British microbiologist (born 1957)

Neil Andrew Robert Gow (born 30 November 1957) is a British microbiologist who is a professor of microbiology and deputy vice chancellor at the University of Exeter. Previously he served at the University of Aberdeen for 38 years and retains an honorary chair there.

==Education==
Gow was educated Madras College and Perth Academy. He studied at the University of Edinburgh and the University of Aberdeen where he was awarded a PhD in 1982 for research on the pathogenic fungus Candida albicans supervised by Graham Gooday.

==Research and career==
Gow's research career has been in the field of fungal biology and medical mycology. He is known for his discoveries in fungal biology and genetics, morphogenesis and pathogenesis. His studies of how the cell walls of fungal pathogenic species is assembled, responds to antifungal antibiotics and is recognised by the human immune system directly impacts on the design and use of antifungal drugs, diagnostics and immunotherapies for fungal diseases.

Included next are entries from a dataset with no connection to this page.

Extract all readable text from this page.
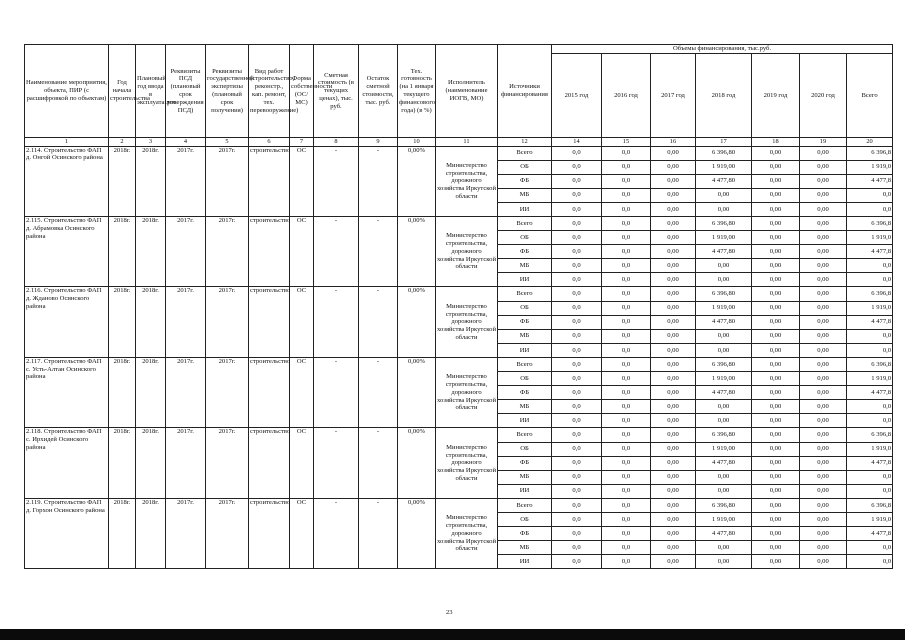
Наименование мероприятия, объекта, ПИР (с расшифровкой по объектам)	Год начала строительства	Плановый год ввода в эксплуатацию	Реквизиты ПСД (плановый срок утверждения ПСД)	Реквизиты государственной экспертизы (плановый срок получения)	Вид работ (строительство, реконстр., кап. ремонт, тех. перевооружение)	Форма собственности (ОС/МС)	Сметная стоимость (в текущих ценах), тыс. руб.	Остаток сметной стоимости, тыс. руб.	Тех. готовность (на 1 января текущего финансового года) (в %)	Исполнитель (наименование ИОГВ, МО)	Источники финансирования	Объемы финансирования, тыс.руб.						
												2015 год	2016 год	2017 год	2018 год	2019 год	2020 год	Всего
1	2	3	4	5	6	7	8	9	10	11	12	14	15	16	17	18	19	20
2.114. Строительство ФАП д. Онгой Осинского района	2018г.	2018г.	2017г.	2017г.	строительство	ОС	-	-	0,00%	Министерство строительства, дорожного хозяйства Иркутской области	Всего	0,0	0,0	0,00	6 396,80	0,00	0,00	6 396,8
											ОБ	0,0	0,0	0,00	1 919,00	0,00	0,00	1 919,0
											ФБ	0,0	0,0	0,00	4 477,80	0,00	0,00	4 477,8
											МБ	0,0	0,0	0,00	0,00	0,00	0,00	0,0
											ИИ	0,0	0,0	0,00	0,00	0,00	0,00	0,0
2.115. Строительство ФАП д. Абрамовка Осинского района	2018г.	2018г.	2017г.	2017г.	строительство	ОС	-	-	0,00%	Министерство строительства, дорожного хозяйства Иркутской области	Всего	0,0	0,0	0,00	6 396,80	0,00	0,00	6 396,8
											ОБ	0,0	0,0	0,00	1 919,00	0,00	0,00	1 919,0
											ФБ	0,0	0,0	0,00	4 477,80	0,00	0,00	4 477,8
											МБ	0,0	0,0	0,00	0,00	0,00	0,00	0,0
											ИИ	0,0	0,0	0,00	0,00	0,00	0,00	0,0
2.116. Строительство ФАП д. Жданово Осинского района	2018г.	2018г.	2017г.	2017г.	строительство	ОС	-	-	0,00%	Министерство строительства, дорожного хозяйства Иркутской области	Всего	0,0	0,0	0,00	6 396,80	0,00	0,00	6 396,8
											ОБ	0,0	0,0	0,00	1 919,00	0,00	0,00	1 919,0
											ФБ	0,0	0,0	0,00	4 477,80	0,00	0,00	4 477,8
											МБ	0,0	0,0	0,00	0,00	0,00	0,00	0,0
											ИИ	0,0	0,0	0,00	0,00	0,00	0,00	0,0
2.117. Строительство ФАП с. Усть-Алтан Осинского района	2018г.	2018г.	2017г.	2017г.	строительство	ОС	-	-	0,00%	Министерство строительства, дорожного хозяйства Иркутской области	Всего	0,0	0,0	0,00	6 396,80	0,00	0,00	6 396,8
											ОБ	0,0	0,0	0,00	1 919,00	0,00	0,00	1 919,0
											ФБ	0,0	0,0	0,00	4 477,80	0,00	0,00	4 477,8
											МБ	0,0	0,0	0,00	0,00	0,00	0,00	0,0
											ИИ	0,0	0,0	0,00	0,00	0,00	0,00	0,0
2.118. Строительство ФАП с. Ирхидей Осинского района	2018г.	2018г.	2017г.	2017г.	строительство	ОС	-	-	0,00%	Министерство строительства, дорожного хозяйства Иркутской области	Всего	0,0	0,0	0,00	6 396,80	0,00	0,00	6 396,8
											ОБ	0,0	0,0	0,00	1 919,00	0,00	0,00	1 919,0
											ФБ	0,0	0,0	0,00	4 477,80	0,00	0,00	4 477,8
											МБ	0,0	0,0	0,00	0,00	0,00	0,00	0,0
											ИИ	0,0	0,0	0,00	0,00	0,00	0,00	0,0
2.119. Строительство ФАП д. Горхон Осинского района	2018г.	2018г.	2017г.	2017г.	строительство	ОС	-	-	0,00%	Министерство строительства, дорожного хозяйства Иркутской области	Всего	0,0	0,0	0,00	6 396,80	0,00	0,00	6 396,8
											ОБ	0,0	0,0	0,00	1 919,00	0,00	0,00	1 919,0
											ФБ	0,0	0,0	0,00	4 477,80	0,00	0,00	4 477,8
											МБ	0,0	0,0	0,00	0,00	0,00	0,00	0,0
											ИИ	0,0	0,0	0,00	0,00	0,00	0,00	0,0
23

After his PhD, Gow worked in Denver before returning to Aberdeen, where he has developed a team that has recently become a Medical Research Council (MRC) Centre for Medical Mycology and is one of the largest centres in this field worldwide. He has helped co-ordinate UK training and research in medical mycology and has acted as President of the British Mycological Society, the International Society for Human and Animal Mycology (ISHAM) and the Microbiology Society.

===Awards and honours===
Gow has received several awards for his research, he was elected a Fellow of the Academy of Medical Sciences (FMedSci) in 2015, the Royal Society of Edinburgh (FRSE) in 2001 and the American Academy of Microbiology. He was elected a Fellow of the Royal Society (FRS) in 2016 and a Fellow of the Royal Society of Biology (FRSB).